KURT SCHWITTERS (1887 - 1948)

Schwitters is best known as the inventor of Merz, a form of dadaism. He was one of the most original artists of this century and, unlike the dadaists, was not concerned with creating artistic anarchy. He wanted to build a new art out of the waste products and throwaways of the old. He became the first great master of collage - using, among other things, torn-up paper, bus tickets, cigarette packets and street debris.
In 1920, he started his first Merzbau, a vast construction which expanded to fill his house, with its caves and tunnels. The Nazis declared Schwitters' work degenerate in 1937 and he fled to Norway, where he built the second Merzbau, (destroyed in 1951 as the first had been in 1943).

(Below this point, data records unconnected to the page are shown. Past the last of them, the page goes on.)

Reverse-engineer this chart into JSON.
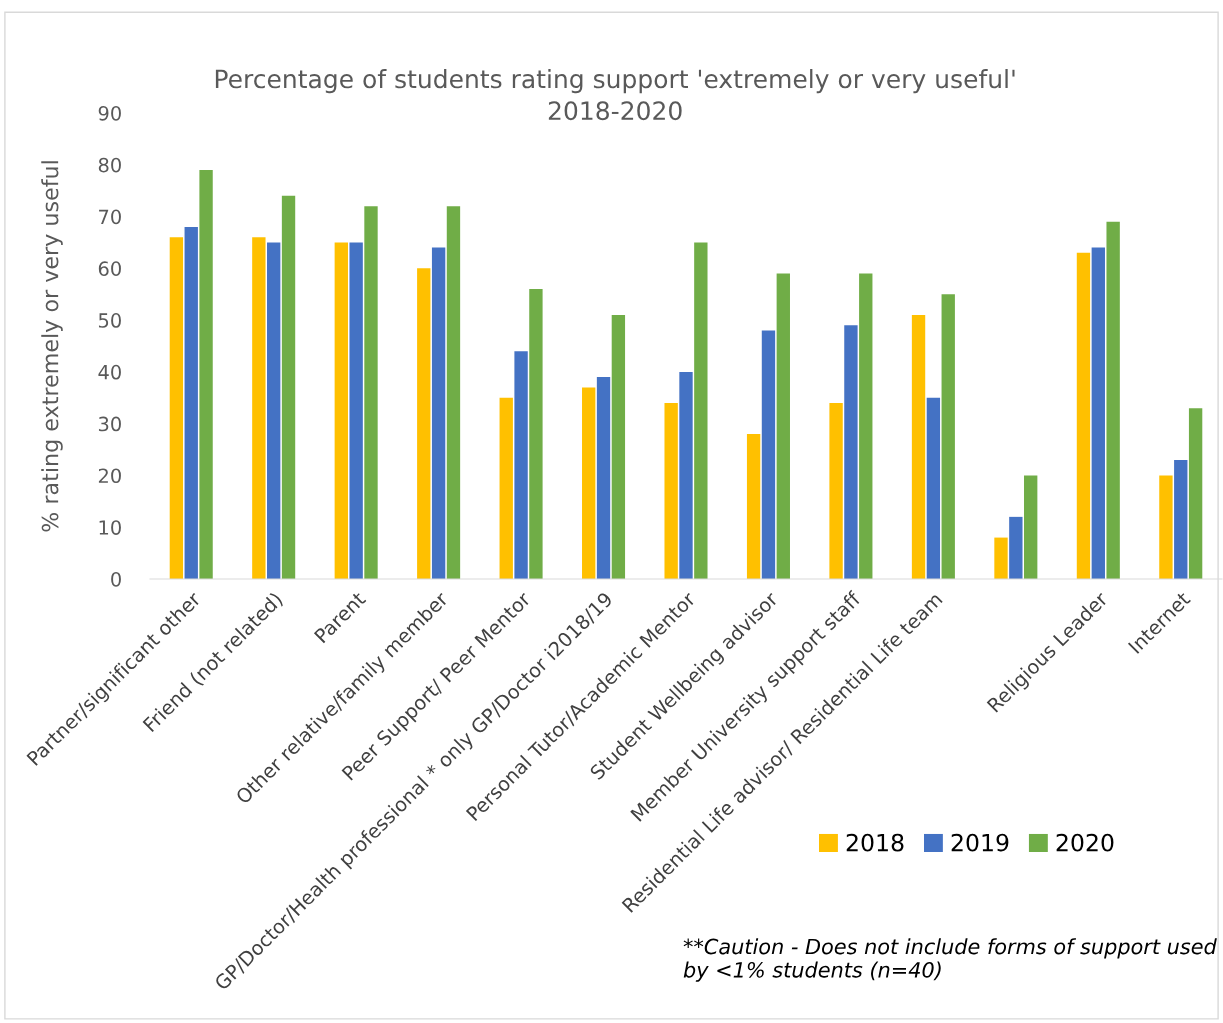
{
  "chart_data": {
    "type": "bar",
    "title": "Percentage of students rating support 'extremely or very useful'\n2018-2020",
    "ylabel": "% rating extremely or very useful",
    "categories": [
      "Partner/significant other",
      "Friend (not related)",
      "Parent",
      "Other relative/family member",
      "Peer Support/ Peer Mentor",
      "GP/Doctor/Health professional * only GP/Doctor i2018/19",
      "Personal Tutor/Academic Mentor",
      "Student Wellbeing advisor",
      "Member University support staff",
      "Residential Life advisor/ Residential Life team",
      null,
      "Religious Leader",
      "Internet"
    ],
    "series": [
      {
        "name": "2018",
        "color": "#ffc000",
        "values": [
          66,
          66,
          65,
          60,
          35,
          37,
          34,
          28,
          34,
          51,
          8,
          63,
          20
        ]
      },
      {
        "name": "2019",
        "color": "#4472c4",
        "values": [
          68,
          65,
          65,
          64,
          44,
          39,
          40,
          48,
          49,
          35,
          12,
          64,
          23
        ]
      },
      {
        "name": "2020",
        "color": "#70ad47",
        "values": [
          79,
          74,
          72,
          72,
          56,
          51,
          65,
          59,
          59,
          55,
          20,
          69,
          33
        ]
      }
    ],
    "ylim": [
      0,
      90
    ],
    "yticks": [
      0,
      10,
      20,
      30,
      40,
      50,
      60,
      70,
      80,
      90
    ],
    "grid": false,
    "legend": "bottom right",
    "annotations": [
      "**Caution - Does not include forms of support used by <1% students (n=40)"
    ]
  }
}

In 1940, he escaped from Norway to England where he was interned for a period on the Isle of Man, and after a period in London, he lived in Ambleside from 1945. The Abbot Hall Art Gallery in Kendal has three Schwitters abstracts, including 'YMCA Flag, Ambleside'; there are also three other works of his which are conventional portraits and still-lives. The people of Ambleside found his abstract art more or less incomprehensible and these conventional pieces were a concession to local taste. It is extraordinary to think that this most original avant-garde artist was prepared to join the local art society as a gesture of good will to Ambleside. His great work of these last eight years was the Elterwater Merz, a large three-dimensional assemblage which was built in a barn. The whole wall was moved to the University of Newcastle upon Tyne in 1965, where it can be seen in the Hatton Gallery. Richard Hamilton, who taught for many years at Newcastle University after the war, supervised the move. Schwitters (who was naturalised the day before he died) has been called the greatest influence on modern British art and Andrew Graham-Dixon has described the Merzbau as 'the most important work of modern British art'. Richard Hamilton himself was immensely influential in the origin and development of 'Pop Art' in the 1950s and 1960s.